During pre-season testing Brawn sat down with Sky Sports UK reporter Ted Kravitz to define and discuss his appointment in Formula 1.
“This is a new approach because that didn’t exist before,” Brawn explained.
“Those functions (rule and regulation decisions) and those roles were Bernie’s (Ecclestone), and for Bernie to judge and decide what was good or bad.”
“The idea I’ve got is that Formula 1 management should have strong input into the shape of the sport, not in a reactive way but a proactive way. So we are there at the very beginning of discussions, negotiations, ideas, and we give ourselves some capacity to have those ideas, to research them properly, to understand them. ”
“My plan is to build a small group of engineers and specialist who will be working under my direction – our task will be to try and bring a bit more logic and application to where the sport should head, technically and sporting. So we don’t have knee jerk reactions, we have hopefully, some thought out ideas.”
The ability for teams to organize their thoughts, ideas and concepts in an open forum, headed by Brawn, enables teams to cooperatively balance out the recipe of cutting-edge technology manufacturers want, with the entertaining show Formula 1 fans expect.
Brawn's new role as Managing Director of Sporting and Racing also enables an independent body to examine the costs associated with developing a Formula 1 car and evaluate their necessity. A perfect example of this is the current suspension systems used.
“Nobody understands them (fans) and nobody knows anything about them,” said Brawn.
“Yet we spend millions on them.
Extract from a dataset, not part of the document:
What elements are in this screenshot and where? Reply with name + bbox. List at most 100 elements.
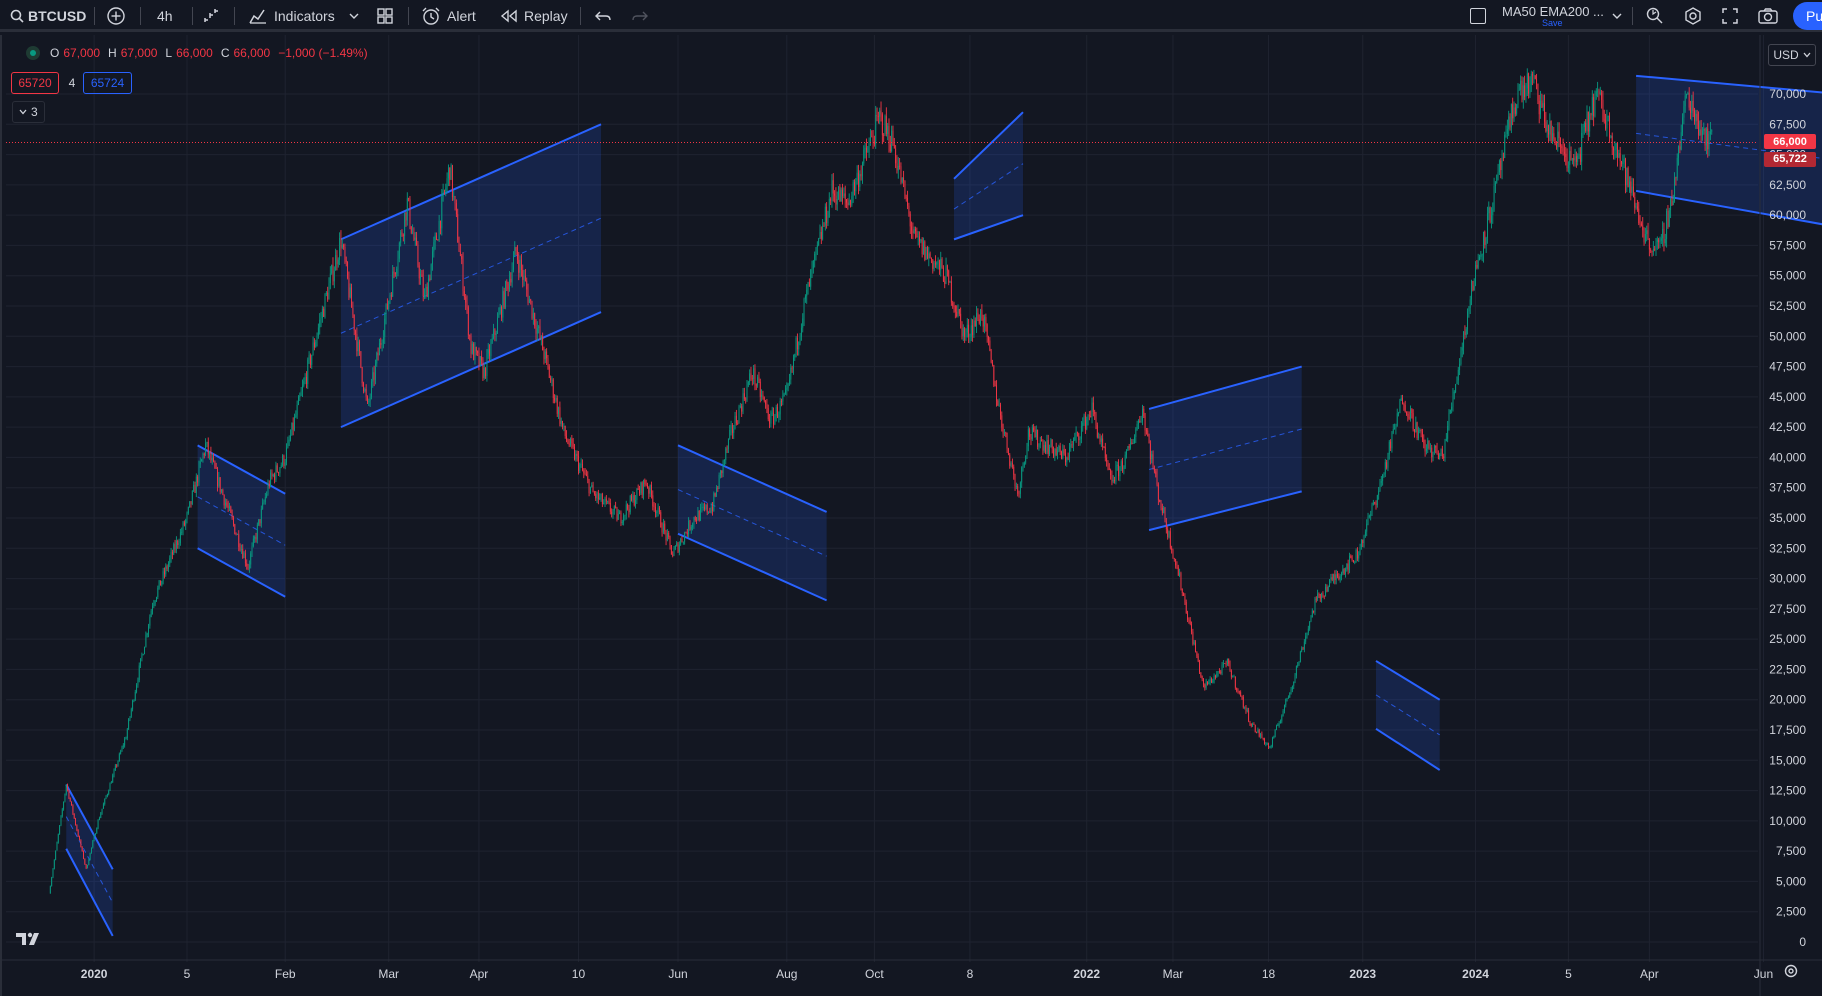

So are they really good value – I know we have to keep the sport at the peak of technology but are those things good value - and that’s where we want to play a part with the FIA and with the teams to try and find the ideal path.”
Brawn's new role grants teams, drivers and suppliers a completely new way of contributing their ideas in an arena that has legitimate power to shape and determine the direction of rules and regulations in the sport.
“It won’t be perfect, it’s (Formula 1) a bit of an oil tanker, you sort of nudge it and you steer it, but I hope we can get it going in a better direction.”